After our protagonists part ways at the end of season two, it’s a dress that helps bring them back together (and the famous Tom Cruise coconut cake, but that’s neither here nor there). When Ava spots a yellow couture Bill Blass dress that Deborah is set to wear to accept an award the following night, she is the only person to tell her that it is “literally the most hideous dress I’ve ever seen in my entire life.” In turn, Deborah tells Ava that she has no right to criticize, telling her “you look like you’re about to have lunch on a steel girder.” But Deborah knows she has to break free from her mob of sycophants, and Ava telling her the dress is “giving Big Bird” is the push she needed.

Finding the right dress was a challenge for costume designer Kathleen Felix-Hager. “There was no direction in the script other than it’s an ugly dress [and] no one has the guts to tell Deborah it’s ugly except Ava,” she says. “So it is a fine line to walk because I needed the audience to believe that at some point, Bill Blass would’ve talked to her into wearing this dress.”

Costuming continued to inform the plot throughout the season as well as the characters’ sensibilities. In an episode where the two get lost on a hike, they run into trouble when Ava’s phone breaks. When she asks Deborah for hers, the comedian reveals that she didn’t bring a phone because it “ruins my line.”

In another episode, Ava agrees to caddy for Deborah as she courts the studio’s satellite executives.
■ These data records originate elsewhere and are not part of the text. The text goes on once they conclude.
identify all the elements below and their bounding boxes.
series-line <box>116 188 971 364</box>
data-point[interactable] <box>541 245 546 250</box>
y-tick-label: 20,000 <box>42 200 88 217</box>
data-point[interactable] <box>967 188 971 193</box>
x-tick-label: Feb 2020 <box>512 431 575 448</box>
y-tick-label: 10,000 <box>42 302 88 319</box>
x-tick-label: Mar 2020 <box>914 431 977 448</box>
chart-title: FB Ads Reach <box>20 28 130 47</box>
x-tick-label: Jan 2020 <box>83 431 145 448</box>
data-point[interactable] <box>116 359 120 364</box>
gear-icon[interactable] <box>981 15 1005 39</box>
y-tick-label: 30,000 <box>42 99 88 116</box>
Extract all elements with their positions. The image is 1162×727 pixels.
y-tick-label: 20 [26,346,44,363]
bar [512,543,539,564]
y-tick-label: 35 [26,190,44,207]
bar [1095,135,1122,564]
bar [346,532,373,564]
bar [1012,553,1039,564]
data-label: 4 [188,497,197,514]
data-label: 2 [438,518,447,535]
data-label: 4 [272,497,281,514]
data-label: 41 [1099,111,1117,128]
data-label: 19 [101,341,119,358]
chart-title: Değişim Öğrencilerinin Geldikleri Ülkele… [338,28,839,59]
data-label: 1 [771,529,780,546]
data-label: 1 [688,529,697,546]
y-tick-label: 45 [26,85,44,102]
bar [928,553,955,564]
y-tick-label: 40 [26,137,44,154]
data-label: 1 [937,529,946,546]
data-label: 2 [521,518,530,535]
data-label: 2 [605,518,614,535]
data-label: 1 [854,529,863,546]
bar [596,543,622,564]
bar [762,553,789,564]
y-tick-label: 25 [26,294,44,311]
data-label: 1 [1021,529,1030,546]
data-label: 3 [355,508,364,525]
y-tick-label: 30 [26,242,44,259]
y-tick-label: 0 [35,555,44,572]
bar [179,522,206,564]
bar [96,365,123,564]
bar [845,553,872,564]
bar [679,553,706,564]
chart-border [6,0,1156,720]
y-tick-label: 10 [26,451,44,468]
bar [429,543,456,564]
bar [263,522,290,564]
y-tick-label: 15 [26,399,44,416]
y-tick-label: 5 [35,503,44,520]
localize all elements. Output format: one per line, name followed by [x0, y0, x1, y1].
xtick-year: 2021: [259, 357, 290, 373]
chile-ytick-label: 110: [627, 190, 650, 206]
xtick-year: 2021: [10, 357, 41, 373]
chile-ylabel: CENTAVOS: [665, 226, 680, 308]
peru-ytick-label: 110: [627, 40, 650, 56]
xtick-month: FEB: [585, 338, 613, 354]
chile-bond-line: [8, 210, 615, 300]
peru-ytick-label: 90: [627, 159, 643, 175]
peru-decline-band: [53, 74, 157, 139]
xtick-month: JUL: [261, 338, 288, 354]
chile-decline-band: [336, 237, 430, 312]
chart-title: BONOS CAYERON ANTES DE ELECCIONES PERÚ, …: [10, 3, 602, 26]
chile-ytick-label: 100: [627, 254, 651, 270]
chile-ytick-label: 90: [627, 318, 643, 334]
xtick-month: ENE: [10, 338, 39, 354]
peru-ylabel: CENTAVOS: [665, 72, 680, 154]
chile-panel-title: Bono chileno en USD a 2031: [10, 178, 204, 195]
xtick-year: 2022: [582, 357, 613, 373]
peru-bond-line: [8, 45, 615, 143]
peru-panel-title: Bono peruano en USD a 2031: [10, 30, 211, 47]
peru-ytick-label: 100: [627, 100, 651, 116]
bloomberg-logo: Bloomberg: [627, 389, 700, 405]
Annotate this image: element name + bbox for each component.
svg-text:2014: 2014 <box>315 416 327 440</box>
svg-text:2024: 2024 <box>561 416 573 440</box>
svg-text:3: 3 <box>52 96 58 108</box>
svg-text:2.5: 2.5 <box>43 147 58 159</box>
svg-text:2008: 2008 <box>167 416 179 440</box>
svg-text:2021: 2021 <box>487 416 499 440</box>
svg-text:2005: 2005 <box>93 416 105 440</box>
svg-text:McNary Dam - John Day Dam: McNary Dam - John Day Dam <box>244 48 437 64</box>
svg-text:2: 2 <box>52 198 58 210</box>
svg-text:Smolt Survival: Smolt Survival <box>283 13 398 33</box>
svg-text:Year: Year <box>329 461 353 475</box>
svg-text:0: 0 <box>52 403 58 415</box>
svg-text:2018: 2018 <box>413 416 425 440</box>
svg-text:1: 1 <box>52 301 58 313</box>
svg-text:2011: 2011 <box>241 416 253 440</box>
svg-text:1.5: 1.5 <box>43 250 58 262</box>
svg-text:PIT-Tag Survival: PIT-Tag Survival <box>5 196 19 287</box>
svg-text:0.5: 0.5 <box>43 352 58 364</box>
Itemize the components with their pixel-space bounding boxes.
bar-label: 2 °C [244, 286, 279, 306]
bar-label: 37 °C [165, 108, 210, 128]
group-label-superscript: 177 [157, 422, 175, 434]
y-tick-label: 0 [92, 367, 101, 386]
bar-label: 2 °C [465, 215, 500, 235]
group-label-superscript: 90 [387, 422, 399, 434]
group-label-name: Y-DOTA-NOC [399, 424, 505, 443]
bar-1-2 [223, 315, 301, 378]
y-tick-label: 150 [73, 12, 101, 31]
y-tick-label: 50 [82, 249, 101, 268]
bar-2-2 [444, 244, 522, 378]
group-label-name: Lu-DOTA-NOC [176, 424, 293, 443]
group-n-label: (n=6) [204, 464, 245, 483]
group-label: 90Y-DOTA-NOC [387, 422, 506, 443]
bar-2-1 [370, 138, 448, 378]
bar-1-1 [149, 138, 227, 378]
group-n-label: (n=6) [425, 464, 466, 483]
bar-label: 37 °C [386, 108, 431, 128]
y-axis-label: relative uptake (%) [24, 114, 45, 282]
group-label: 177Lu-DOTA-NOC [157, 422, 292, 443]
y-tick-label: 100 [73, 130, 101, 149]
Fresh off of being chastised about her lack of experience in service work, Ava adds insult to injury by wearing her caddy smock backwards. “That was something that came about on set the morning that we filmed that scene, because Hannah came out in her caddy costume, and she didn’t have the little visor on, and she sort of looked too chic,” Felix-Hager says. “So five minutes before we roll camera, we flipped her caddy vest and added that hat, and then they just wrote to it. I think it made the scene better, actually.”

Aside from the Bill Blass dress, which Felix-Hager embellished to be “so atrocious to me that it made me laugh,” she says, the season also signals a style evolution for its two leads. Deborah, who is wooing the network for late night, begins dressing for the job she wants. That’s not to say she abandons her love of leopard print and paillettes, but we do see her in more structured suiting. “She wants to be perceived more seriously, so her clothes are a little bit more tailored, a little less flashy—even though there’s moments of flash,” Felix-Hager says.

Ava, meanwhile, is also evolving. “She’s grown up a bit, and she’s feeling a little bit more mature in her clothes, and she’s added pieces that—in Ava’s mind—elevate her a little bit, take her out of the grungy writer vibe, and she’s a little bit more polished, a little bit more put together,” Felix-Hager says. Just don’t expect anyone to stop making fun of her clothes.